Dopo l’horror, le sette, il perturbante, le allucinazioni interiori, gli schiocchi di glottide e i legami familiari malati, il regista (ormai definito di culto ma non si sa bene perché) Ari Aster plana sulla commedia nera e sociale con un film - Eddington - che è, al tempo stesso, la sublimazione del suo cinema (le paranoie di “Hereditary”, “Midsommar” e di “Beau ha paura” da domestiche, comunitarie e intime si fanno sociali e contemporanee) ma anche la sua inevitabile implosione.
Siamo nella cittadina del titolo, New Messico, in piena pandemia da coronavirus. Lo sceriffo Joe Cross (Joaquin Phoenix) si ritrova, improvvisamente, “in guerra”: contro l’uso delle mascherine, contro il sindaco uscente Ted Garcia (Pedro Pascal) che sfida alle elezioni più per motivi personali che politici (c’è di mezzo la moglie di Cross - Emma Stone - dal fragilissimo equilibrio psichico) e contro una popolazione locale sempre più alienata e violenta, fomentata dall’eco mediatica delle rivolte seguite all’uccisione di George Floyd, da movimenti suprematisti bianchi, da guru e santoni che diffondono sul web ogni genere di teoria cospirazionista e dalla costruzione di un mega data center nel bel mezzo del deserto e della confinante nazione indiana.

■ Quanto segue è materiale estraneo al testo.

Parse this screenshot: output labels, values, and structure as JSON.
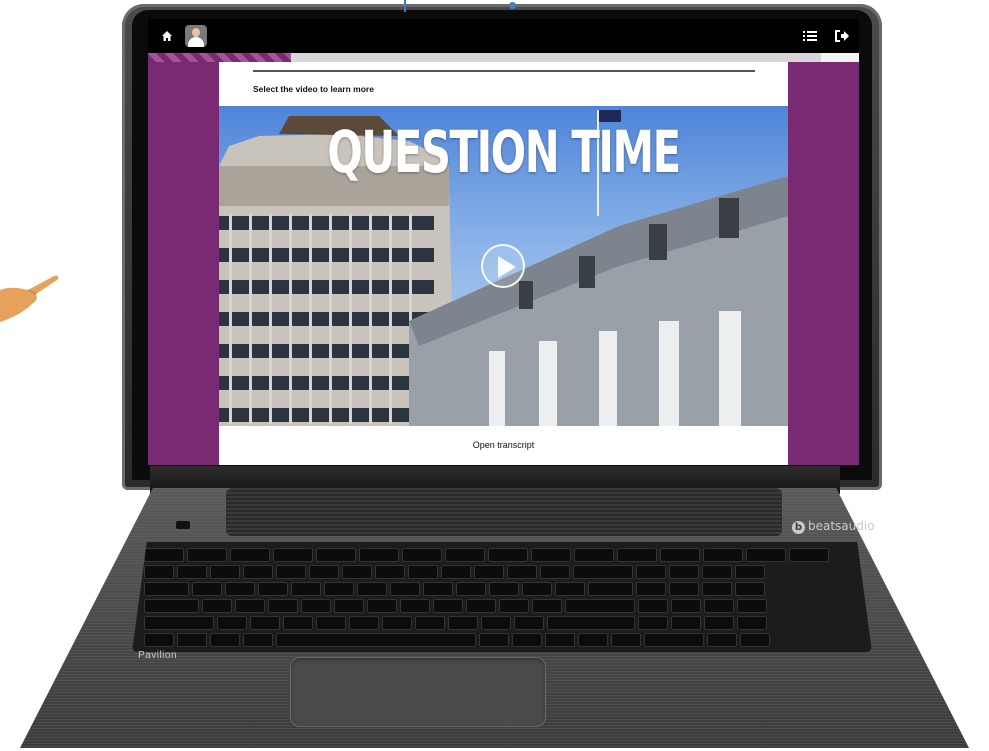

Si intuisce, sin dalla trama, lo sguardo bulimico e incontrollato di Aster che culmina in un finale iper-violento da videogame. Certo, non sfugge che il caos narrativo sia speculare a quello politico e sociale di un paese impazzito. Ma è tutto troppo, di grana grossa, lontanissimo dal cinema grottesco dei fratelli Coen (che sono più di una suggestione) perché lì dove le fondamenta sono solide (la destrutturazione dei generi, nei Coen, passa attraverso una conoscenza profonda e cinefila del cinema classico), in “Eddington” la costruzione sembra solo “appoggiata” sulla terra dura del deserto, pronta a implodere a causa del suo stesso autore e del suo sguardo tellurico. (Marco Contino)
Voto: 5
***
Squali
Regia: Daniele Barbiero
Cast: James Franco, Lorenzo Zurzolo, Francesco Centorame, Ginevra Francesconi
Durata: 107’

Uno dei topoi più classici del cinema riguarda il coming of age, in particolare la formazione che gli esami di maturità provocano prima e dopo il fatidico giorno dell’orale, compreso il viaggio di gruppo in giro per l’Europa.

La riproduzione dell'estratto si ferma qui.